For upper-echelon leaders, Rice-Boothe said that one-on-one training can be remarkably effective. "When it comes to a CEO, it's hard for them to say, 'I messed up; I was biased when I made this decision.' That's especially true with race and diversity," she said. Speaking privately with a coach, those leaders can be honest and have a better chance of genuinely grasping their own subjectivity and shortcomings.

Some companies have found ways to use the knowledge they've gained in traditional anti-bias training to benefit the organization long term. For example, Living Cities, a collaborative of large foundations and financial institutions, has created what is essentially an in-house anti-bias team.

"We have this amazing group inside the organization called Colleagues Operationalizing Racial Equity, or CORE. It was built to help us have these conversations internally and then learn how to have them externally in our work," said Chipo Sachirarwe, CPA, Living Cities' COO.

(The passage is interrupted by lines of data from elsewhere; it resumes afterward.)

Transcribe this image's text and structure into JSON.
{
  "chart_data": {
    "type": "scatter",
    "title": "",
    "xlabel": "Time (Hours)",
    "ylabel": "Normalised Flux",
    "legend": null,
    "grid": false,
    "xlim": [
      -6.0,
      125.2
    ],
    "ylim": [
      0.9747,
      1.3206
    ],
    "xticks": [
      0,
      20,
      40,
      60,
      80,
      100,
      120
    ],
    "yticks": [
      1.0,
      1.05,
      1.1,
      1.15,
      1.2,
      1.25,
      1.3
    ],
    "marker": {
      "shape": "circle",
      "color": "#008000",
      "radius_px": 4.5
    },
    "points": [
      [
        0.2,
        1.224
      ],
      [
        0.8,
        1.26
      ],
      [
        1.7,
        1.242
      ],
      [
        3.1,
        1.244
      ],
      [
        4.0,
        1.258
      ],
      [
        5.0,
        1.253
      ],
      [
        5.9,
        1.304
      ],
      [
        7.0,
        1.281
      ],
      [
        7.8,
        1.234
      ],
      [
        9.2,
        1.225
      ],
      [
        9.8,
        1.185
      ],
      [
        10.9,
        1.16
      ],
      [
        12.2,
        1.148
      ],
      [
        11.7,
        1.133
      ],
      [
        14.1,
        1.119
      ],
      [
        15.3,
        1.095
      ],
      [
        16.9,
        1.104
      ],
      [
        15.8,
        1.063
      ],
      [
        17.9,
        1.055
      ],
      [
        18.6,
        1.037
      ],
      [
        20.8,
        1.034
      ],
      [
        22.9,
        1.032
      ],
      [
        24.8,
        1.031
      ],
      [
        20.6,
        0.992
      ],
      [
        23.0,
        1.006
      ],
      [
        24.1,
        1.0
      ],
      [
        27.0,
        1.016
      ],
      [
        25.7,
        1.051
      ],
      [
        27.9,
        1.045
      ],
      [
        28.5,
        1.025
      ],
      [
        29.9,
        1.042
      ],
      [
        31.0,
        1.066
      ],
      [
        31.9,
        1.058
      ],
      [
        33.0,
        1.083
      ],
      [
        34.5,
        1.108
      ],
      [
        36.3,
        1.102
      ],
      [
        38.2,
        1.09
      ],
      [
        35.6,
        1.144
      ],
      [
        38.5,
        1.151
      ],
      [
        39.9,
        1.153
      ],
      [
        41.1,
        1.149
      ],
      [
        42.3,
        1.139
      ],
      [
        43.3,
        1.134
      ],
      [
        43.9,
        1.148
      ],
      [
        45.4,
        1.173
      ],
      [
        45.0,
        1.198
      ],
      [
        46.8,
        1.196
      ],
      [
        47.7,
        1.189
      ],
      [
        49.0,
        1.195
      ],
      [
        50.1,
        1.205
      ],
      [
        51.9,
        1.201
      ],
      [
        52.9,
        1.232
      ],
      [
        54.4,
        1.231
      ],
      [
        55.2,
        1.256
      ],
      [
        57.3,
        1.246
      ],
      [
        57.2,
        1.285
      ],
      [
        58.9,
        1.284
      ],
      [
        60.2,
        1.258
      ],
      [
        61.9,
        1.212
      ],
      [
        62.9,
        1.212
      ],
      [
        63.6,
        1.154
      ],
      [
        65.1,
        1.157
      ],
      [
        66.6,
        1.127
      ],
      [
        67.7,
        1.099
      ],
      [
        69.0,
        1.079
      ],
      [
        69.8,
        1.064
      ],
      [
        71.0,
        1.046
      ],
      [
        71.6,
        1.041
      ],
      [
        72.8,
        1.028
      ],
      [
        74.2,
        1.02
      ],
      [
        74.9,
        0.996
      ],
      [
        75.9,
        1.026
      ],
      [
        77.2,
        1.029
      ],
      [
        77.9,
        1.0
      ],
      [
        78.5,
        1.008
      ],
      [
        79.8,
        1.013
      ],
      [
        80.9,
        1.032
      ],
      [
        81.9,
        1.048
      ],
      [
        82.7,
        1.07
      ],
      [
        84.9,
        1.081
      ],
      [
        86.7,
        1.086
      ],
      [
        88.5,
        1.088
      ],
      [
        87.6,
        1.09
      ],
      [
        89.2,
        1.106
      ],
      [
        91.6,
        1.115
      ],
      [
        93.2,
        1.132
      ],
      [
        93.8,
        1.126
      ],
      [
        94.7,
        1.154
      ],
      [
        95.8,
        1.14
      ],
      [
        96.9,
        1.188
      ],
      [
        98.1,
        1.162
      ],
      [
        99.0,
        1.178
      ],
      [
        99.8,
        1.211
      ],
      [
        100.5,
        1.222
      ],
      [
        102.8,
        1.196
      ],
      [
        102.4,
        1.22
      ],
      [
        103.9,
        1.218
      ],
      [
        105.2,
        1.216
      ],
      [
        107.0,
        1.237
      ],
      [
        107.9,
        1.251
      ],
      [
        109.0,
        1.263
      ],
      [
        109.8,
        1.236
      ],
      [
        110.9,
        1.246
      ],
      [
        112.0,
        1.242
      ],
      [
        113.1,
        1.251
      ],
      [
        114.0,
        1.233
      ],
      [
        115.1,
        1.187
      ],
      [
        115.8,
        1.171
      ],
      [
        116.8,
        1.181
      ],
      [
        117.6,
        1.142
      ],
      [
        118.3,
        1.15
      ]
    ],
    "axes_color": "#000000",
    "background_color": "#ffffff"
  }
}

Living Cities had been determined to do a better job at seeing, understanding, and addressing racial inequities in its workplace. In response, the entire staff first participated in multiple-day training to create a baseline understanding of vocabulary and concepts. Living Cities then drew together a handful of interested employees from all levels and areas of the organization to form CORE, which is now responsible for helping staff deepen its racial equity and inclusion practice.

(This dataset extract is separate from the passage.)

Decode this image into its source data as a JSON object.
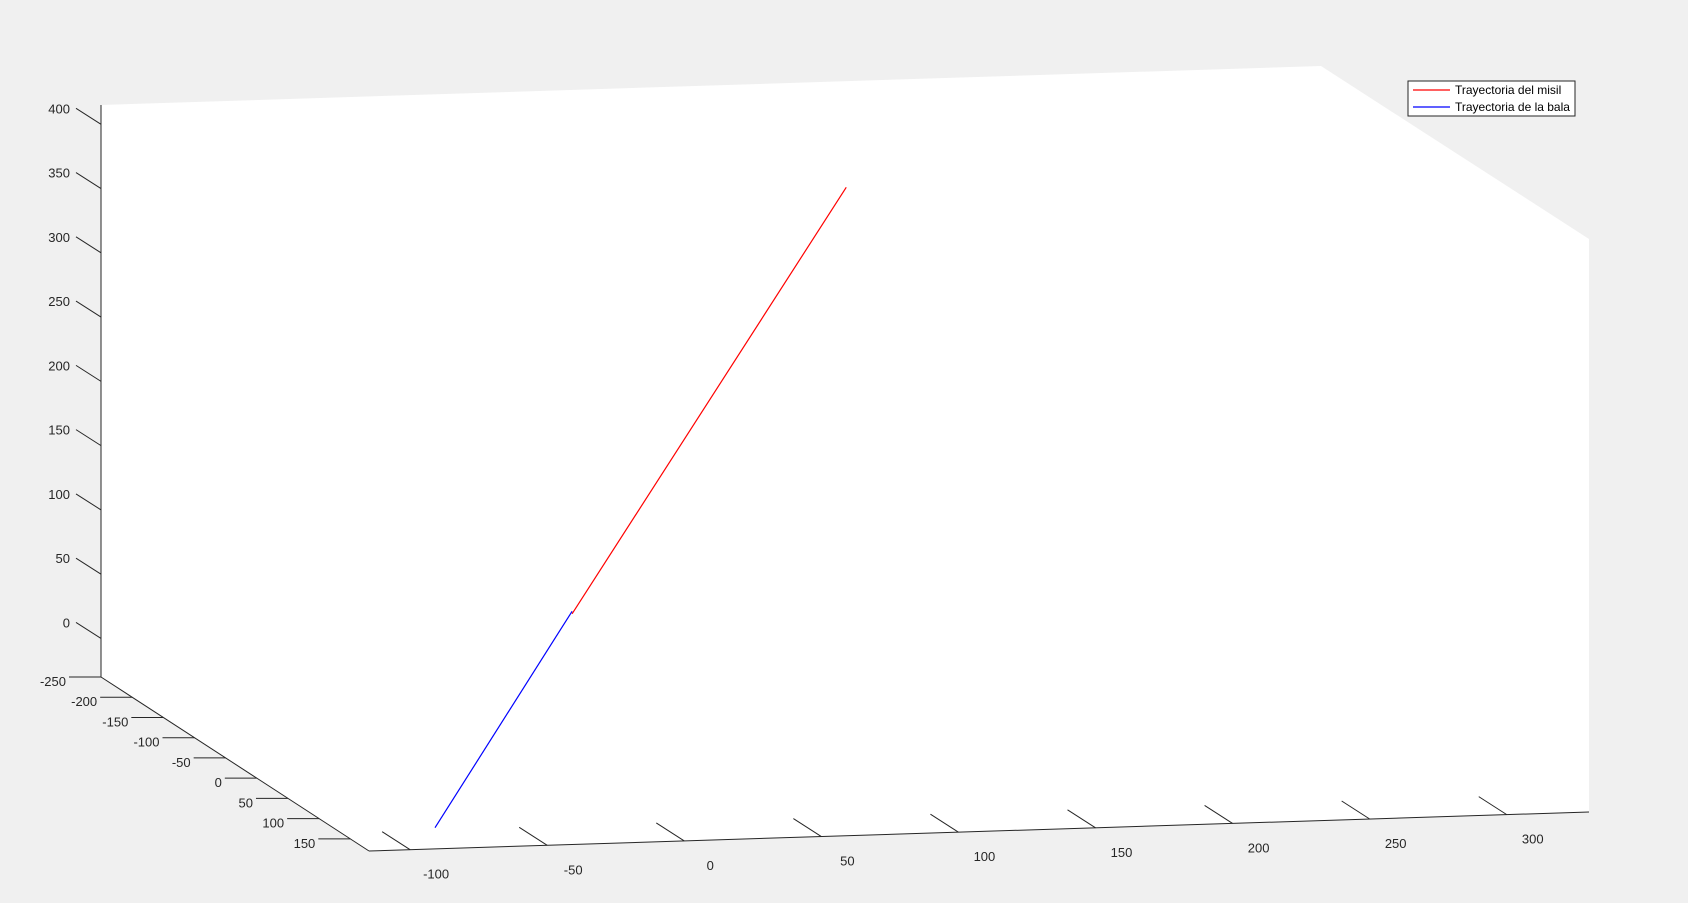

It's a major commitment: CORE members dedicate roughly 25% of their work hours to the group. That time is spent undergoing training themselves, onboarding new employees so that they're quickly up to speed with the organization's priorities, and designing monthly educational programs for the whole staff.

"The curriculum really depends on organizational needs," said Joanna Carrasco, an associate in Living Cities' communications division who is a CORE member. Currently, the group is examining anti-racism principles and how employees can use them on a personal level.

Those monthly trainings aren't optional. And that's important, Sachirarwe said. That way, everyone is fluent in Living Cities' efforts to work toward racial equity and other goals. "These competencies are embedded in the organization: what we do internally and the conversations we want to have externally."

It's a comprehensive approach — the opposite of "one and done."


About the author

Amanda Abrams is a freelance writer based in North Carolina.